To confirm the diagnosis, Autism Diagnostic Interview - Revised (ADI-R)  was applied and a diagnosis of CDD was made on the basis of following items - onset of symptoms after the age of 3 years, normal development of language before illness, loss of language and loss of purposive hand movement, loss of motor skills and loss of self help skills.
Vineland Adaptive Behaviour Scales (VABS), 2 nd edition (Vineland II)  was applied to actuate the age of the skills before and after the illness and it also showed significant loss of skills in each sub-domains of communication, daily living and social skills.
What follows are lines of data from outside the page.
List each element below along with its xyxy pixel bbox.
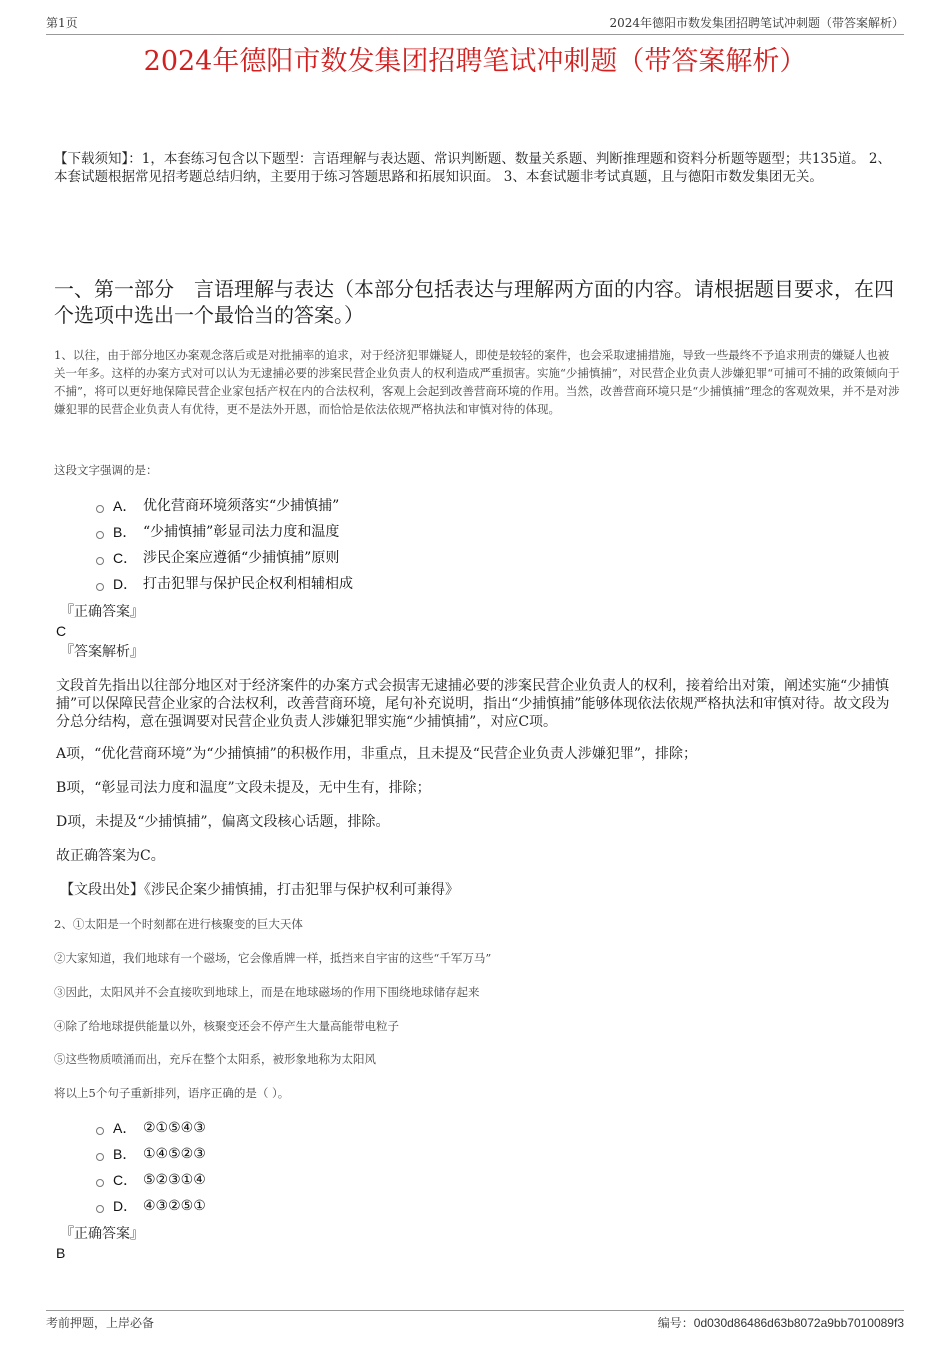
footer-code-value: 0d030d86486d63b8072a9bb7010089f3 bbox=[693, 1316, 904, 1330]
option-text: ①④⑤②③ bbox=[143, 1146, 206, 1162]
option-text: 打击犯罪与保护民企权利相辅相成 bbox=[143, 576, 353, 592]
question-1-options bbox=[96, 493, 353, 597]
page-header bbox=[46, 14, 904, 35]
option-letter: D． bbox=[113, 576, 138, 592]
option-letter: C． bbox=[113, 550, 138, 566]
option-letter: A． bbox=[113, 1120, 137, 1136]
option-letter: B． bbox=[113, 524, 137, 540]
correct-answer-label: 『正确答案』 bbox=[60, 1226, 144, 1242]
question-2-prompt: 将以上5个句子重新排列，语序正确的是（ ）。 bbox=[54, 1086, 290, 1100]
analysis-option-a: A项，“优化营商环境”为“少捕慎捕”的积极作用，非重点，且未提及“民营企业负责人涉嫌犯罪”，排除； bbox=[56, 746, 698, 762]
radio-icon[interactable] bbox=[96, 1205, 104, 1213]
option-c[interactable] bbox=[96, 1167, 206, 1193]
analysis-option-d: D项，未提及“少捕慎捕”，偏离文段核心话题，排除。 bbox=[56, 814, 390, 830]
option-letter: C． bbox=[113, 1172, 138, 1188]
question-2-sentence: ④除了给地球提供能量以外，核聚变还会不停产生大量高能带电粒子 bbox=[54, 1019, 399, 1033]
radio-icon[interactable] bbox=[96, 1127, 104, 1135]
footer-code-label: 编号： bbox=[657, 1316, 694, 1330]
option-c[interactable] bbox=[96, 545, 353, 571]
option-letter: A． bbox=[113, 498, 137, 514]
radio-icon[interactable] bbox=[96, 531, 104, 539]
footer-slogan: 考前押题，上岸必备 bbox=[46, 1316, 155, 1330]
page-number: 第1页 bbox=[46, 16, 78, 30]
option-d[interactable] bbox=[96, 571, 353, 597]
document-title: 2024年德阳市数发集团招聘笔试冲刺题（带答案解析） bbox=[143, 46, 807, 77]
analysis-paragraph: 文段首先指出以往部分地区对于经济案件的办案方式会损害无逮捕必要的涉案民营企业负责人的权利，接着给出对策，阐述实施“少捕慎捕”可以保障民营企业家的合法权利，改善营商环境，尾句补充说明，指出“少捕慎捕”能够体现依法依规严格执法和审慎对待。故文段为分总分结构，意在强调要对民营企业负责人涉嫌犯罪实施“少捕慎捕”，对应C项。 bbox=[56, 678, 890, 730]
option-text: ⑤②③①④ bbox=[143, 1172, 206, 1188]
option-letter: B． bbox=[113, 1146, 137, 1162]
section-heading: 一、第一部分 言语理解与表达（本部分包括表达与理解两方面的内容。请根据题目要求，在四个选项中选出一个最恰当的答案。） bbox=[54, 277, 894, 327]
option-text: ②①⑤④③ bbox=[143, 1120, 206, 1136]
option-text: 涉民企案应遵循“少捕慎捕”原则 bbox=[143, 550, 340, 566]
analysis-label: 『答案解析』 bbox=[60, 644, 144, 660]
radio-icon[interactable] bbox=[96, 505, 104, 513]
question-1-prompt: 这段文字强调的是： bbox=[54, 463, 158, 477]
option-letter: D． bbox=[113, 1198, 138, 1214]
option-a[interactable] bbox=[96, 493, 353, 519]
option-b[interactable] bbox=[96, 519, 353, 545]
radio-icon[interactable] bbox=[96, 583, 104, 591]
correct-answer: B bbox=[56, 1245, 66, 1261]
option-text: “少捕慎捕”彰显司法力度和温度 bbox=[143, 524, 340, 540]
radio-icon[interactable] bbox=[96, 557, 104, 565]
footer-code bbox=[658, 1313, 904, 1333]
question-2-sentence: ②大家知道，我们地球有一个磁场，它会像盾牌一样，抵挡来自宇宙的这些“千军万马” bbox=[54, 951, 492, 965]
question-2-sentence: ③因此，太阳风并不会直接吹到地球上，而是在地球磁场的作用下围绕地球储存起来 bbox=[54, 985, 480, 999]
passage-source: 【文段出处】《涉民企案少捕慎捕，打击犯罪与保护权利可兼得》 bbox=[60, 882, 459, 898]
option-text: 优化营商环境须落实“少捕慎捕” bbox=[143, 498, 340, 514]
analysis-option-b: B项，“彰显司法力度和温度”文段未提及，无中生有，排除； bbox=[56, 780, 431, 796]
option-d[interactable] bbox=[96, 1193, 206, 1219]
option-a[interactable] bbox=[96, 1115, 206, 1141]
header-doc-title: 2024年德阳市数发集团招聘笔试冲刺题（带答案解析） bbox=[609, 16, 904, 30]
question-2-sentence: 2、①太阳是一个时刻都在进行核聚变的巨大天体 bbox=[54, 917, 303, 931]
correct-answer: C bbox=[56, 623, 67, 639]
option-b[interactable] bbox=[96, 1141, 206, 1167]
download-notice: 【下载须知】：1，本套练习包含以下题型：言语理解与表达题、常识判断题、数量关系题、判断推理题和资料分析题等题型；共135道。 2、本套试题根据常见招考题总结归纳，主要用于练习答题思路和拓展知识面。 3、本套试题非考试真题，且与德阳市数发集团无关。 bbox=[54, 151, 891, 185]
question-2-options bbox=[96, 1115, 206, 1219]
option-text: ④③②⑤① bbox=[143, 1198, 206, 1214]
correct-answer-label: 『正确答案』 bbox=[60, 604, 144, 620]
radio-icon[interactable] bbox=[96, 1179, 104, 1187]
page-footer bbox=[46, 1310, 904, 1333]
question-1-stem: 1、以往，由于部分地区办案观念落后或是对批捕率的追求，对于经济犯罪嫌疑人，即使是较轻的案件，也会采取逮捕措施，导致一些最终不予追求刑责的嫌疑人也被关一年多。这样的办案方式对可以认为无逮捕必要的涉案民营企业负责人的权利造成严重损害。实施“少捕慎捕”，对民营企业负责人涉嫌犯罪“可捕可不捕的政策倾向于不捕”，将可以更好地保障民营企业家包括产权在内的合法权利，客观上会起到改善营商环境的作用。当然，改善营商环境只是“少捕慎捕”理念的客观效果，并不是对涉嫌犯罪的民营企业负责人有优待，更不是法外开恩，而恰恰是依法依规严格执法和审慎对待的体现。 bbox=[54, 348, 900, 416]
radio-icon[interactable] bbox=[96, 1153, 104, 1161]
question-2-sentence: ⑤这些物质喷涌而出，充斥在整个太阳系，被形象地称为太阳风 bbox=[54, 1052, 376, 1066]
analysis-conclusion: 故正确答案为C。 bbox=[56, 848, 165, 864]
In our patient CDD developed after an episode of chicken pox. Various viral infections have been known as the first event leading to the development of CDD. To the author's knowledge CDD has not been mentioned as a complication of chicken pox in literature. This case represents a rare and interesting complication of chicken pox in a boy of age 6 years with normal development, developing CDD within short span of time.
The typical age of onset of CDD is 3-4 years. Though case reports have mentioned age of onset between 1 and 9 years.  In our patient, age of onset was 6 years. Such late age of onset has been reported in few cases. 
In childhood disintegrative disorder, there significant loss of previously acquired skills in at least two of the following areas - expressive or receptive language, social skills, bowel or bladder control, play behaviour or motor skills. In our patient also, there was marked loss of most of the above mentioned skills. The core features of CDD are loss of communication skills, marked regression of reciprocal interactions and the onset of stereotyped movements and compulsive behavior. In our patient, these features were present.
In most cases the intellectual deficit becomes static or shows some amount of recovery. In our patient this was seen. The patient showed significant regression of milestones within short span of time and non-progressive course after that.
The present case report aims to alert the clinicians about the possibility of developing CDD, when seeing a case of chicken pox, especially when there is presence of regression of developmental milestones.